Friday, August 27, 2010

Choices

In a few hundred years, when the history of our time will be written from a long-term perspective, it is likely that the most important event historians will see is not technology, not the Internet, not e-commerce. It is an unprecedented change in the human condition. For the first time - literally - substantial and rapidly growing numbers of people have choices. For the first time, they will have to manage themselves. And society is totally unprepared for it. - Peter Drucker

Tuesday, August 17, 2010

Holocaust Denial

I take Holocaust denial as Holocaust affirmation. People who say it didn't happen are people who wish it would happen again. I don't think there are any exceptions to that. This is not a fit person [Ahmadinejad] to be in command of nuclear weapons. - Christopher Hitchens

The Father of Us All

Reading The Father of Us All by Victor Davis Hanson, its a fascinating read, one quote I pulled out:

To suggest that Hezbollah and Israel, Hamas and Israel, or Syria and Israel, when the next Middle East war breaks out, be allowed to fight each other until one side wins and the other loses, and thus the source of their conflict be adjudicated by the verdict of the battlefield, is now seen not only as passé but also amoral altogether. Who would wish a no-holds-barred showdown? And would not the loser simply try to reconstitute his forces for a second round? We should remember that both victory and clear-cut defeat often put an end to a power struggles in a way armistices and timeouts do not. - p.118

Tuesday, August 3, 2010

What Would Brandeis Do?

From Jeffery Goldberg's interview with Jeffery Rosen.

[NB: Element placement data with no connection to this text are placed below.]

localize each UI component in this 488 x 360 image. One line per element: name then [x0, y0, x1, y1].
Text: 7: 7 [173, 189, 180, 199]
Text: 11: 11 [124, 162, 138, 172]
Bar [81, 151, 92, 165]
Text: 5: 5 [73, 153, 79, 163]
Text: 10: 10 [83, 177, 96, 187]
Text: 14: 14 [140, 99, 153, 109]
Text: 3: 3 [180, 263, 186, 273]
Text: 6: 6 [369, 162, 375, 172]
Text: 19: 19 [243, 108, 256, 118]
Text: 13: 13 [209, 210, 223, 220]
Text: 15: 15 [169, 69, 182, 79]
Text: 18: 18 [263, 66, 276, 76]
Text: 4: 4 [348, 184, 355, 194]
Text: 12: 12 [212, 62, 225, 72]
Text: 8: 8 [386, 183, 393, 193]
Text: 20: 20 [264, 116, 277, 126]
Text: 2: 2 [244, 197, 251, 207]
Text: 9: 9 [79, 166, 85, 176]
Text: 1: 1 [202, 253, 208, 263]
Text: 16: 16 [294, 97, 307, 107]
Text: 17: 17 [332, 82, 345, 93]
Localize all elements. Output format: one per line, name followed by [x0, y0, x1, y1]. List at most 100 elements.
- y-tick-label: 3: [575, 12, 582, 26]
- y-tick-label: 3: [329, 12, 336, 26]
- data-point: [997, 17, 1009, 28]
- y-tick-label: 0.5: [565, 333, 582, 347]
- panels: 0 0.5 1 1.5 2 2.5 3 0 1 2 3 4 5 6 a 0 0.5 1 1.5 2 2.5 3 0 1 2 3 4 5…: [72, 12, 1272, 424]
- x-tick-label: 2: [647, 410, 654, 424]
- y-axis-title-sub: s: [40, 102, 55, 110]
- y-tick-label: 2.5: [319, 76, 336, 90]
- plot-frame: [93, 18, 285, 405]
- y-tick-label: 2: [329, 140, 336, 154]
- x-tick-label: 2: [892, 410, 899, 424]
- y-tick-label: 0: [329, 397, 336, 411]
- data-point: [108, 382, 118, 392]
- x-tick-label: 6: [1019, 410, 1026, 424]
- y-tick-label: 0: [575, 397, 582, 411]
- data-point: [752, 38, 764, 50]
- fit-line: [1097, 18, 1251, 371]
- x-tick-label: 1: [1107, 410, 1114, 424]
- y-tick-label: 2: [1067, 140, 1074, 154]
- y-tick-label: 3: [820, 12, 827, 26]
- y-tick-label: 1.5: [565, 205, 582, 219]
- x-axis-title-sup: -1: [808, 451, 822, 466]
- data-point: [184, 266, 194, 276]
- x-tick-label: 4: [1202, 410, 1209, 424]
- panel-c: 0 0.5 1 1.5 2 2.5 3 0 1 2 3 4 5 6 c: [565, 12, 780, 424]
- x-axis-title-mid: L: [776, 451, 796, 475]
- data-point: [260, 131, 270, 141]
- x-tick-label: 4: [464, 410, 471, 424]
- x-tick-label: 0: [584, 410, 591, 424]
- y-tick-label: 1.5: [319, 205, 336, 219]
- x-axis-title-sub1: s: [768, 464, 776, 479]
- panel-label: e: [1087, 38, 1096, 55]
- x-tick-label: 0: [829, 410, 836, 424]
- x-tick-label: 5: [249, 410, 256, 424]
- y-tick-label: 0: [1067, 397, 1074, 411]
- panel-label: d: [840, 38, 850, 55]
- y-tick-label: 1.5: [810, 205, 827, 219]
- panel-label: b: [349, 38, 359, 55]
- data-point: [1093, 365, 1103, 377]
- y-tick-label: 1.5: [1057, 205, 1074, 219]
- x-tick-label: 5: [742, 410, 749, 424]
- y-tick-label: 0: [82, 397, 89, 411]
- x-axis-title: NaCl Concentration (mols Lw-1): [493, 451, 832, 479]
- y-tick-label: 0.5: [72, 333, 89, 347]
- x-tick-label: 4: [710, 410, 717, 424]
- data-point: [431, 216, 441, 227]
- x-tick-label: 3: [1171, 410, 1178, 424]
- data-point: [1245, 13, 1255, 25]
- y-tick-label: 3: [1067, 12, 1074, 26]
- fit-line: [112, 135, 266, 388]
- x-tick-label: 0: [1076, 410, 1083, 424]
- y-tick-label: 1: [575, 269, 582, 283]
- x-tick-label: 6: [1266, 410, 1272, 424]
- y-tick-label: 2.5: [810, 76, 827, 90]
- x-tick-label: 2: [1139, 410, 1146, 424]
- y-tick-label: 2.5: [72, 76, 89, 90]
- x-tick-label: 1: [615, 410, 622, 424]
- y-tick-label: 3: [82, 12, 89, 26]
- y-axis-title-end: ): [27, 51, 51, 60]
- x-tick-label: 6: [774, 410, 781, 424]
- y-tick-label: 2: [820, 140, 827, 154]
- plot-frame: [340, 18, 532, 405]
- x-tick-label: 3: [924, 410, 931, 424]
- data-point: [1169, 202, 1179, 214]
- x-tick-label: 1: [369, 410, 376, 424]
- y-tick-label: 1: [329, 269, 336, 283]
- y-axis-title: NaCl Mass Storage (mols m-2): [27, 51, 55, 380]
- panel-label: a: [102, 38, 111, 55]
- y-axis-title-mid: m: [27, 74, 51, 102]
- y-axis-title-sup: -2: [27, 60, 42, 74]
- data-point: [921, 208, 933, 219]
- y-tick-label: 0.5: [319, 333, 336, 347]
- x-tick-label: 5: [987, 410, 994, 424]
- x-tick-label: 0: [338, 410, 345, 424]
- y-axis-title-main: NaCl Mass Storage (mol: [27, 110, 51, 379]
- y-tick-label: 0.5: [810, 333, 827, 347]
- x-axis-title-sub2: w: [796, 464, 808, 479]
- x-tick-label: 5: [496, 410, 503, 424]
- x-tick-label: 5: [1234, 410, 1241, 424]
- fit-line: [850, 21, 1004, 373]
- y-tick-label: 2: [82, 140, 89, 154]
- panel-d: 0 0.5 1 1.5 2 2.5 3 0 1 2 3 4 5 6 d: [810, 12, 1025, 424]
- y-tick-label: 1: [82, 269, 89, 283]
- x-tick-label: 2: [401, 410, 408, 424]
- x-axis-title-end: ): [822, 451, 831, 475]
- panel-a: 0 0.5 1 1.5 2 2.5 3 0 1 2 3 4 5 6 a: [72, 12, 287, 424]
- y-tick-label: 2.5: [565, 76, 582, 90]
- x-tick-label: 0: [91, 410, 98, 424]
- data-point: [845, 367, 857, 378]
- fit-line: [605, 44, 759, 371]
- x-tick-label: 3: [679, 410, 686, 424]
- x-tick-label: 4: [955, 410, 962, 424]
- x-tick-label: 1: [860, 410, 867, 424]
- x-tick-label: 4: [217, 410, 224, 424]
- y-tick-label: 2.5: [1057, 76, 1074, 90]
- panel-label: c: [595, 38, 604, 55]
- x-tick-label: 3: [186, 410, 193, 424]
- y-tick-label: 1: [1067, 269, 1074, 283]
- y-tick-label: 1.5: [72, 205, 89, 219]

Did he get into trouble as a result? Brandeis's embrace of Zionism came only a few years before his Supreme Court nomination, and anti-Semitism certainly played some role in the opposition his nomination... Why are there no figures of Brandeis's stature who embrace Zionism with similar bravery today? ...perhaps the moral and political stakes seemed clearer in Brandeis's day than they do in ours. Brandeis thought that for Jews to be indifferent to Israel's right to exist also meant denying their own identity as Americans and Jews, and perhaps we need to remember his challenge today.